The five of us at dinner share the belief that people who can no longer afford to meet the high cost of nursing home care – if they’ve played by the rules – are entitled to MassHealth to pay for such costs. MassHealth, contended, however, that the SJC had to follow the precedent established in Doherty v. Commissioner (2009) that it had authority to scrutinize trusts that purported to limit the grantor to distributions of income to determine whether, in fact, the grantor “under any circumstances” might receive some or all of the trust’s principal.
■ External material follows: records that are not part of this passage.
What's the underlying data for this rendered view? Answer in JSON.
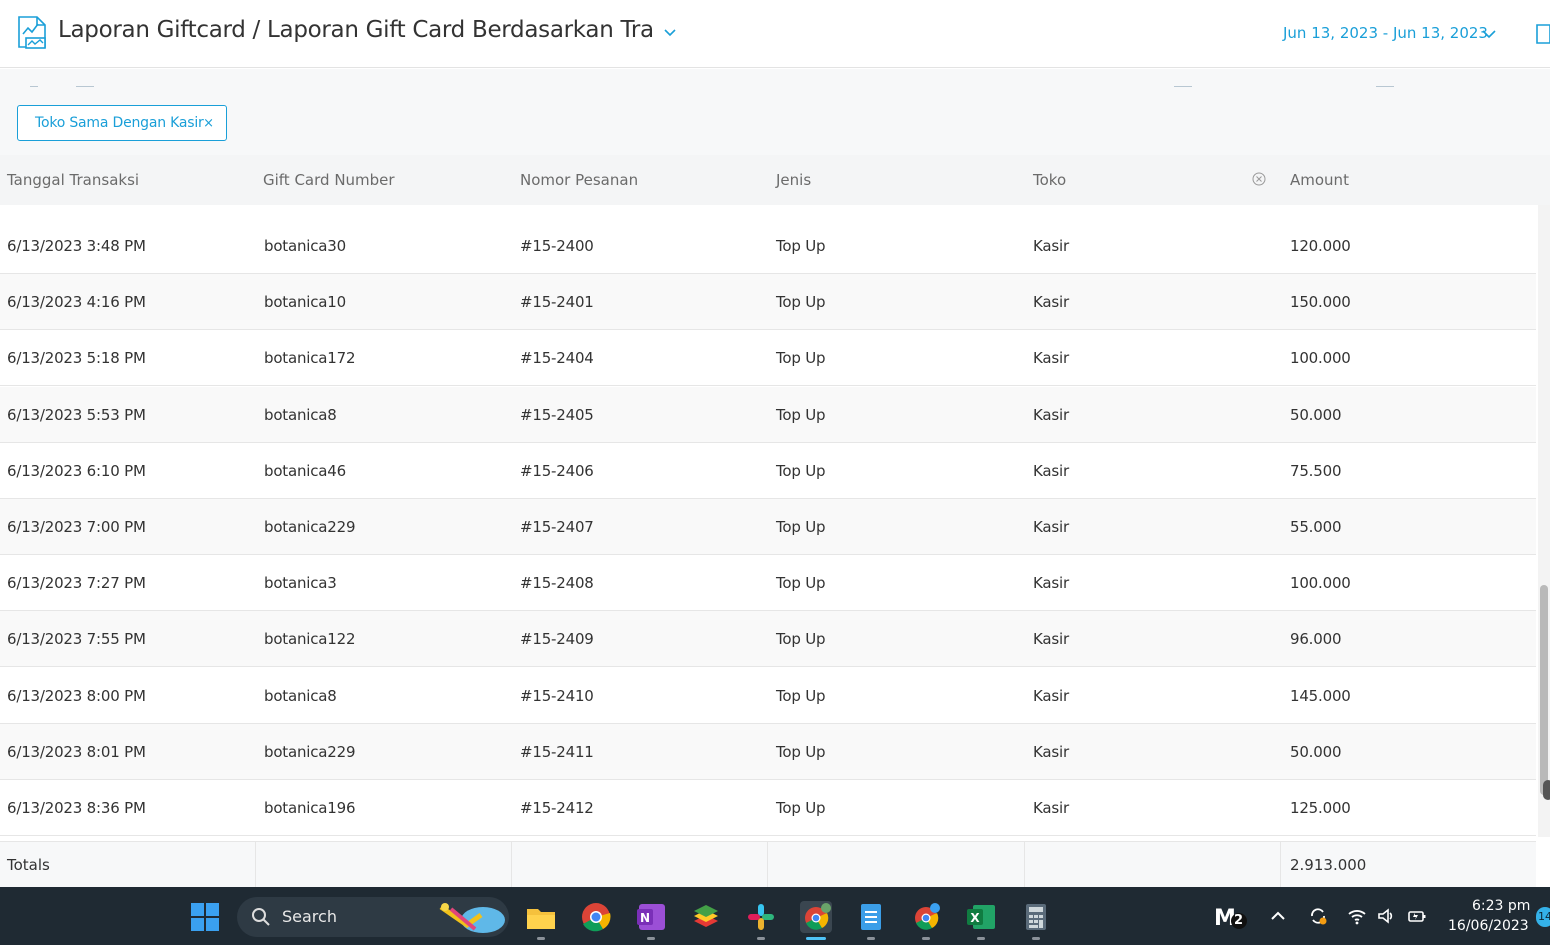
{
  "header": {
    "title": "Laporan Giftcard / Laporan Gift Card Berdasarkan Transak",
    "date_range": "Jun 13, 2023 - Jun 13, 2023"
  },
  "filter": {
    "chip_label": "Toko Sama Dengan Kasir",
    "chip_close": "×"
  },
  "table": {
    "columns": [
      "Tanggal Transaksi",
      "Gift Card Number",
      "Nomor Pesanan",
      "Jenis",
      "Toko",
      "Amount"
    ],
    "rows": [
      [
        "6/13/2023 3:48 PM",
        "botanica30",
        "#15-2400",
        "Top Up",
        "Kasir",
        "120.000"
      ],
      [
        "6/13/2023 4:16 PM",
        "botanica10",
        "#15-2401",
        "Top Up",
        "Kasir",
        "150.000"
      ],
      [
        "6/13/2023 5:18 PM",
        "botanica172",
        "#15-2404",
        "Top Up",
        "Kasir",
        "100.000"
      ],
      [
        "6/13/2023 5:53 PM",
        "botanica8",
        "#15-2405",
        "Top Up",
        "Kasir",
        "50.000"
      ],
      [
        "6/13/2023 6:10 PM",
        "botanica46",
        "#15-2406",
        "Top Up",
        "Kasir",
        "75.500"
      ],
      [
        "6/13/2023 7:00 PM",
        "botanica229",
        "#15-2407",
        "Top Up",
        "Kasir",
        "55.000"
      ],
      [
        "6/13/2023 7:27 PM",
        "botanica3",
        "#15-2408",
        "Top Up",
        "Kasir",
        "100.000"
      ],
      [
        "6/13/2023 7:55 PM",
        "botanica122",
        "#15-2409",
        "Top Up",
        "Kasir",
        "96.000"
      ],
      [
        "6/13/2023 8:00 PM",
        "botanica8",
        "#15-2410",
        "Top Up",
        "Kasir",
        "145.000"
      ],
      [
        "6/13/2023 8:01 PM",
        "botanica229",
        "#15-2411",
        "Top Up",
        "Kasir",
        "50.000"
      ],
      [
        "6/13/2023 8:36 PM",
        "botanica196",
        "#15-2412",
        "Top Up",
        "Kasir",
        "125.000"
      ]
    ],
    "totals_label": "Totals",
    "totals_value": "2.913.000"
  },
  "taskbar": {
    "search_label": "Search",
    "time": "6:23 pm",
    "date": "16/06/2023",
    "notification_count": "14",
    "m2_badge": "2"
  },
  "colors": {
    "accent": "#1a9fd8",
    "taskbar_bg": "#1f2a33"
  }
}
Such a finding would render an applicant “over assets” even if the trust was deemed irrevocable and even if it had been created more than five years before a MassHealth application. In these cases, the issue is whether retaining a right to a life estate or “use and occupancy” to real estate might constitute a right to principal. We spent some time at dinner anticipating the questions the judges might pose to our colleagues.

At dinner I also learned, for the first time, that one can watch Supreme Judicial Court hearings over the internet, in real time. So the next morning I tuned in to see how my colleagues fared. I was surprised by how tough some of the judges were to my friends’ arguments, but then realized that the judges were equally tough on the two highly qualified attorneys from the Attorney General’s office who represented MassHealth. Towards the end of the hearing, a judge asked one of MassHealth’s defenders, how people like Daley and Nadeau, if they retained an interest in their home via a trust could ever expect to qualify for MassHealth. The answer, given as if it had been rehearsed, was that MassHealth allows for “undue hardship” and all that would have been necessary was for such applicants to show that they had run out of money, so they could no longer afford to remain in their nursing home.

Soon after the hearing, one of my friends who had attended the dinner emailed me asking permission for the attorneys to send to the Court an article I had published about a decade ago in the National Academy of Elder Law’s journal. The article reviewed all of the cases, until that time, that had been appealed to administrative Fair Hearings or to the courts in which “undue hardship” had been pleaded. Exhaustive research in the archives of the Board of Fair Hearings revealed that no such cases had been decided in the applicants’ favor. The article included comments from lawyers in other states that, as far as they could tell, the same was true for their states as well.

Emily Starr had miraculously remembered my article, found a copy, and asked me for permission to send it to the court, to rebut the impression made during the hearing that the applicants should have simply relinquished their legal argument and begged authorities to grant waivers if they could show that, if the law were strictly followed, they would suffer “undue hardship.” I was, frankly, thrilled that someone remembered an old article of mine and, more, that it might be useful for the two applicants and, possibly, others. Also, I confess, I was delighted that I could contribute, in a very small, almost vicarious way, to righting the scales of justice.[1]

It will be months before the SJC reveals its decision in Daley and Nadeau but I’m not above taking a small amount of credit if the court reverses the previous decisions in these cases although my participation pales in significance to what our appellate attorneys invested in preparing for, briefing, and then arguing such important cases.